I was thinking we should label this content as something other then var_lib_t, but I am not sure what?
Comment 3 Miroslav Grepl 2013-04-24 10:31:13 UTC 
Yes, I was also thinking about a new labeling. Details should be ok.
Comment 4 Daniel Walsh 2013-04-24 17:45:11 UTC 
86a0f3d735701d8429a530493d0c67c31bb9ad21 fixes this in git.
Comment 5 Fedora Update System 2013-04-26 13:06:04 UTC 
selinux-policy-3.11.1-92.fc18 has been submitted as an update for Fedora 18.

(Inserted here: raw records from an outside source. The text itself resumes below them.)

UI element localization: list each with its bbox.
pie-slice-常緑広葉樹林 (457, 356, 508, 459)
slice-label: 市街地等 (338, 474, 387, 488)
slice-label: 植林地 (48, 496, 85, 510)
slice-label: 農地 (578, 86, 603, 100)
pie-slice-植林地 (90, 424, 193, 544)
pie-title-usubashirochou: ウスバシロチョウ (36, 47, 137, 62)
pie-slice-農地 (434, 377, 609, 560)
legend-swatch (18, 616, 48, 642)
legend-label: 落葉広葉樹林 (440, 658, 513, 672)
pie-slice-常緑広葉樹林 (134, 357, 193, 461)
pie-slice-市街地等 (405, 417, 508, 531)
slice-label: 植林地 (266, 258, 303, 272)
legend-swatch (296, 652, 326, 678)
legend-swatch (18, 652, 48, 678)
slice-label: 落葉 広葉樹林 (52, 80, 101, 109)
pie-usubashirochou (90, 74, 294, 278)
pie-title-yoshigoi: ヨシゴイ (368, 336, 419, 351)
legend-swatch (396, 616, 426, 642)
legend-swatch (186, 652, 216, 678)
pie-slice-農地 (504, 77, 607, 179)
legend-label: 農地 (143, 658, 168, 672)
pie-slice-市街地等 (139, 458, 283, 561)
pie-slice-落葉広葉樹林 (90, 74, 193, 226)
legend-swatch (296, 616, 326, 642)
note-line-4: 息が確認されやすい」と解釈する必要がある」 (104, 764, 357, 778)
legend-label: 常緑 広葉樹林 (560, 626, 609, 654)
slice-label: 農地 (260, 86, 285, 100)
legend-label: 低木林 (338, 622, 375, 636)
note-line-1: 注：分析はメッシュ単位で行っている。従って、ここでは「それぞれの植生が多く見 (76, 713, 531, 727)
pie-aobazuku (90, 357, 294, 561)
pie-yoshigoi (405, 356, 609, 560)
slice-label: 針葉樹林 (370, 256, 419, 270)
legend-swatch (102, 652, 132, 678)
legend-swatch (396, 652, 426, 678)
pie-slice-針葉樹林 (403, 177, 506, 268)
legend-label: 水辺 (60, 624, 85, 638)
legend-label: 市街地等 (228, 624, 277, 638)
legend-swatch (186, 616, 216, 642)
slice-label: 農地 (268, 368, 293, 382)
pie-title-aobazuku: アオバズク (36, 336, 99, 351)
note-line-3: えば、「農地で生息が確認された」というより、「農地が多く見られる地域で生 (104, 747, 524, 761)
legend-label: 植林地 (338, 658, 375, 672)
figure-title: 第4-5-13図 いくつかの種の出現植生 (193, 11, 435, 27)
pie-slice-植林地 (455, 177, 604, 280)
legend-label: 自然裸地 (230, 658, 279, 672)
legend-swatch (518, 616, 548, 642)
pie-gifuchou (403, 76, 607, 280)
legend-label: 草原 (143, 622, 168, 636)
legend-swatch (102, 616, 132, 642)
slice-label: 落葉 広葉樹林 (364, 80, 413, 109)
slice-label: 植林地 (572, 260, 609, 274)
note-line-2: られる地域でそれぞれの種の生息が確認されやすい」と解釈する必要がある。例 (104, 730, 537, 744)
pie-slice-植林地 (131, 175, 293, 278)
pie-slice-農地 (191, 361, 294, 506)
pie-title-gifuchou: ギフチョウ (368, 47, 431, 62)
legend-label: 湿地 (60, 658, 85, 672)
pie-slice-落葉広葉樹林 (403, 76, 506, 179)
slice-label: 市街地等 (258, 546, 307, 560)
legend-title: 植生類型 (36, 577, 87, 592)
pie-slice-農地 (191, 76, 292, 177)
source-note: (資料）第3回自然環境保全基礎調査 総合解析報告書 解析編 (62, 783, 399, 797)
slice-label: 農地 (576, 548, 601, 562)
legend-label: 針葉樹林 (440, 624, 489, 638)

https://admin.fedoraproject.org/updates/selinux-policy-3.11.1-92.fc18
Comment 6 Fedora Update System 2013-04-27 00:16:33 UTC 
Package selinux-policy-3.11.1-92.fc18:
* should fix your issue,
* was pushed to the Fedora 18 testing repository,
* should be available at your local mirror within two days.
Update it with:
# su -c 'yum update --enablerepo=updates-testing selinux-policy-3.11.1-92.fc18'
as soon as you are able to.
Please go to the following url:
https://admin.fedoraproject.org/updates/FEDORA-2013-6769/selinux-policy-3.11.1-92.fc18
then log in and leave karma (feedback).
Comment 7 Fedora Update System 2013-04-27 23:53:24 UTC 
selinux-policy-3.11.1-92.fc18 has been pushed to the Fedora 18 stable repository.  If problems still persist, please make note of it in this bug report.